First Installment of the Literary Arts Series
By Katy Temple and Francisco Camacho
Phil Klay’s book, Redeployment, gives his viewpoint of the actuality of the mental effects war has on a person in addition to the reflection of his opinion regarding the nobility of war, or in this case– the lack of nobility. The US Marine Corp veteran and New York Times bestselling author participated in an installment of the Literary Arts Series at BCC by reading from his book of fictional short stories based on his deployment in Iraq.
The short story “Redeployment” originally appeared in Granta’s summer 2011 issue, and the collection has since grown into the book that was published in 2014 with 12 compelling short stories in a digestible 280 pages .
Redeployment has racked up just as many recognitions as it has fans, being named Best Book of the Year by Newsweek, Time, The New York Times Book Review, The Washington Post Book World, Slate, Buzzfeed, Daily Beast, Grantland and The Huffington Post.
After a quick brunch in the Technology building of the Paramus campus, Klay read excerpts from the title story starting with, “We shot dogs.

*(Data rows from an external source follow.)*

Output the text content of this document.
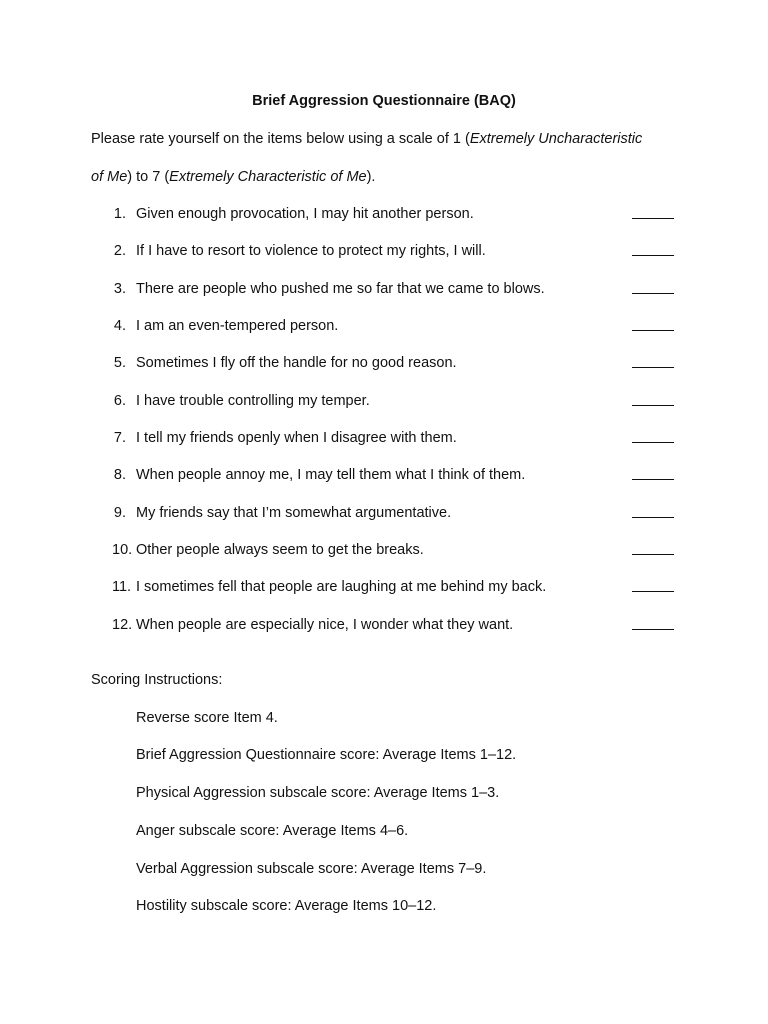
Brief Aggression Questionnaire (BAQ)
Please rate yourself on the items below using a scale of 1 (Extremely Uncharacteristic
of Me) to 7 (Extremely Characteristic of Me).
1. Given enough provocation, I may hit another person.
2. If I have to resort to violence to protect my rights, I will.
3. There are people who pushed me so far that we came to blows.
4. I am an even-tempered person.
5. Sometimes I fly off the handle for no good reason.
6. I have trouble controlling my temper.
7. I tell my friends openly when I disagree with them.
8. When people annoy me, I may tell them what I think of them.
9. My friends say that I’m somewhat argumentative.
10. Other people always seem to get the breaks.
11. I sometimes fell that people are laughing at me behind my back.
12. When people are especially nice, I wonder what they want.
Scoring Instructions:
Reverse score Item 4.
Brief Aggression Questionnaire score: Average Items 1–12.
Physical Aggression subscale score: Average Items 1–3.
Anger subscale score: Average Items 4–6.
Verbal Aggression subscale score: Average Items 7–9.
Hostility subscale score: Average Items 10–12.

Not by accident. We did it on purpose, and we called it Operation Scooby. I’m a dog person, so I thought about that a lot.”
The story continues with Sergeant Price returning home from his tour in Iraq. The short and choppy sentence structure reflects the disoriented thought process of Sergeant Price that is described during his trip home. The first person narration in conjunction with the writing style makes the story read as if you are truly in the Sergeant’s state of mind.
The transition from deployment to civilian life is difficult. The Sergeant draws endless contrasts between the two.
He writes, “You’ve got a rifle between your knees, and so does everyone else. Some Marines got M9 pistols, but they take away your bayonets because you aren’t allowed to have knives on an airplanes,” drawing attention to the irony and technicalities of leaving the mindframe of being a member of the armed forces.
When asked about his own transition from deployment to civilian life, Klay said, “The Marine Corps has that really intense structure around you and you have a mission and a purpose. So when you leave and you go back in the civilian world there’s like a period of adjustment, regardless of whether you’ve been to war or not. So it’s like what is my identity, who am I. In the Marine Corps you know who everybody is…”
Klay also read two more excerpts from Redeployment as well as an excerpt from his upcoming novel. He then opened the floor up to questions.
When asked if Klay would want his own children joining the military, he said he would be proud of them as he sees a nobility and honor in military service .
However, he would also warn them of how the military is often misused and servicemen are left to go fight an aimless war.
He said, “Just the president handles it, they make all the decisions, they don’t push a lot of information out into the public and Congress doesn’t do much oversight. And I think that is going to prevent strategic thinking and it’s going to prevent hard choices. You can’t win wars or end wars without hard choices.”
Klay aims to promote a system of accountability so that the government does not misuse their military resources or send members of our military into situations that lead to unnecessary horrors of war. Klay’s personal views on war are evident despite the stories being fictional.